Just by showing simple appreciation and respect for such hard working, committed staff, seems to be taken to heart, and they show this by approaching me with a warm, smiling attitude,  the result of abiding in the power of the Holy Spirit. Some patients believe that they have their rights - having paid into the national purse all throughout their lives - to demand beck and call on the staff without realising that each nurse has to see to all the patients in the ward, with some having more needs than others.

At the Discharge Ward, where I spent the last three days, I overheard a conversation taking place between a night nurse and a nearby patient. According to this staff member, the cost for just one night spent as an in-patient, with just the nurse to look after him, costs the N.H.S. £450. And that does not include medicine, food, or treatment. I also overheard that medicine costs £13 per item. For example, two Paracetamol pills, one Aspirin, one Ramipril pill, one Ranitidine pill, one Furosemide pill and one Brisopolol pill, would add up to £78 for two to three separate doses, one in the morning, one at lunchtime, and again in the evening. Now if multiplied by seven nights, the cost would be approximately £3,700. Now add the cost of the procedure itself, and the cost would jump into tens of thousand of pounds. This is a reality which no one can claim "patient's rights" to the point of perceiving the nurse as constantly under beck and call. Little wonder that by submitting to the Holy Spirit has made the nurses in our ward feel more worthy of their call, with one of them, an Afro-Caribbean, pampering around me as if I was a celebrity shortly before going home.

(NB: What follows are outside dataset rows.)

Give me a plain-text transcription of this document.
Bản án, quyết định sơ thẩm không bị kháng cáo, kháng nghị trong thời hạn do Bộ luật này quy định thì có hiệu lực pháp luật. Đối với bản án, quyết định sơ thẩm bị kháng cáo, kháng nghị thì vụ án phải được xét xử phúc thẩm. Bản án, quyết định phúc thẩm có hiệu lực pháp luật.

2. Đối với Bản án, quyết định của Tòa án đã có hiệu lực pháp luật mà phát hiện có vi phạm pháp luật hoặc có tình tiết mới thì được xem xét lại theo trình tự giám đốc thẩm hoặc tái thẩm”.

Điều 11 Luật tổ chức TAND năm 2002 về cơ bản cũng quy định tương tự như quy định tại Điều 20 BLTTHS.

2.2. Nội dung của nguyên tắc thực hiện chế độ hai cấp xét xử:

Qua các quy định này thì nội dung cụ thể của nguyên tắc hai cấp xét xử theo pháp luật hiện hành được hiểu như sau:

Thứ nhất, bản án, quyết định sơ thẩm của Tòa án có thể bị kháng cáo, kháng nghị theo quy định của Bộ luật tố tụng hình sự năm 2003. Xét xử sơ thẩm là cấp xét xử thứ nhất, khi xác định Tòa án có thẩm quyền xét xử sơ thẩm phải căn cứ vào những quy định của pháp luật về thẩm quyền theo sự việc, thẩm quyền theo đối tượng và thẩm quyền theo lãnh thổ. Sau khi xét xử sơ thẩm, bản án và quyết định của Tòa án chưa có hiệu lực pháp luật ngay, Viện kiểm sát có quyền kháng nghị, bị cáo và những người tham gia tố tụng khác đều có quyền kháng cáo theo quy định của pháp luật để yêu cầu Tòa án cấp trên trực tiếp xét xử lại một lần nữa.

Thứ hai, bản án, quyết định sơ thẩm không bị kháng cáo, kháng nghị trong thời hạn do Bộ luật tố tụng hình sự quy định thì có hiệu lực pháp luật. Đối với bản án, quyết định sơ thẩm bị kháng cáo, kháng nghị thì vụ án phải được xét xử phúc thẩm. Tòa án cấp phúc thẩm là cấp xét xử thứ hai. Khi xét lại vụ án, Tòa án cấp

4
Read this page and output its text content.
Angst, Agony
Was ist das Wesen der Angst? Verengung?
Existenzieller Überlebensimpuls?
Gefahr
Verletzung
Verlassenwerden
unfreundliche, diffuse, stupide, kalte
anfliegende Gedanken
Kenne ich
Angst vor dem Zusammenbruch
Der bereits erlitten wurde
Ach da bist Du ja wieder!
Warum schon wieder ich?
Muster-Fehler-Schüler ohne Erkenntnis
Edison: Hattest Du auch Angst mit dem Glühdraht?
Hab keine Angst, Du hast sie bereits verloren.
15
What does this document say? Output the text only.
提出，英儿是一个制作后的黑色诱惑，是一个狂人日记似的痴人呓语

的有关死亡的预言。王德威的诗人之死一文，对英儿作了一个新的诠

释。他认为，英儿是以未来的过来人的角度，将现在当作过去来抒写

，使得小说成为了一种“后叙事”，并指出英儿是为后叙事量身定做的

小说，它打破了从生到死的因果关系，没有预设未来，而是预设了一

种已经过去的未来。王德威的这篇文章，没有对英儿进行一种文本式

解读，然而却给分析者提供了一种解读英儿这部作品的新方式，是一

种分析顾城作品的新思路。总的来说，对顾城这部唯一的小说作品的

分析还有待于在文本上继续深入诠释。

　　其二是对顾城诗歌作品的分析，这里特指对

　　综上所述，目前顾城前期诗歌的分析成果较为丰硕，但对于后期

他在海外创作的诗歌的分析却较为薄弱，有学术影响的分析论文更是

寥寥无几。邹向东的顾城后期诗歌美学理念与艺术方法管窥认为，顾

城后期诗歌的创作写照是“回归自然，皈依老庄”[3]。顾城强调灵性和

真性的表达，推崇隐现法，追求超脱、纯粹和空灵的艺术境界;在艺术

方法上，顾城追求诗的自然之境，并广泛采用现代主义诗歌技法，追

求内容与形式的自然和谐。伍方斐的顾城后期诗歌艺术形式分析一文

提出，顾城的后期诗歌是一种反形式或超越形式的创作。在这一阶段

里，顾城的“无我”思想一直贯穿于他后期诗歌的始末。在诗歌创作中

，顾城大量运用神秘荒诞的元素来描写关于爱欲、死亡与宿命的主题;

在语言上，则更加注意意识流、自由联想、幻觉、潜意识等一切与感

My recent experience in hospital was much more than a place to treat an illness. Rather it was a major learning curve in the simple principle of showing love and appreciation to others committed to care. And believe me, they do a very good job, a reflection of Jesus Christ himself, who taught his disciples to heal the sick, among other works of love. While here on earth, he constantly radiated love to all who crossed his path. Great crowds followed, parents brought their children to be blessed, various women burdened with sin and rejected by society found their liberation in him. Some even traversed over long distances in searching for him. He never turned anybody away, but cried out in the Temple precinct that if anyone thirsts, let him come to him, and he will be satisfied. Little wonder that many hospitals bear the name of one of Jesus' disciples, such as St Thomas, St James, and St Bartholomew Hospitals. 

Oddly enough, only the religious hated him. And it is a sad, sad fact that over the centuries, churches had crossed swords with each other in theological debates, therefore keeping up the hatred these religious people had against Jesus. Yes, I agree that correct doctrine is essential for the health of the church. Its creeds should be regularly examined and preached. Creeds such as the Trinity, salvation by faith, and the Bible as the authoritative Word of God are essential truths upon every church must rest on these foundations. But if as a hospital patient, if I tried to argue whether salvation can be lost or not, how impressed would the staff had been? Or instead of shaking the surgeon's hand and congratulated him for his fine work, insisted that there will be a Millennium. Would he had been impressed? (I believe he was a Muslim) Or would he had hastened my discharge instead?

If only the churches had preached the Gospel mixed with the love of Christ to the world over the centuries, instead of engaging in in-fighting, would we have a better society than the one we live in now? Perhaps many believers can learn a thing or two from these dedicated medical staff. Maybe if we did, who knows, the N.H.S. may not come to such a high demand as it is today.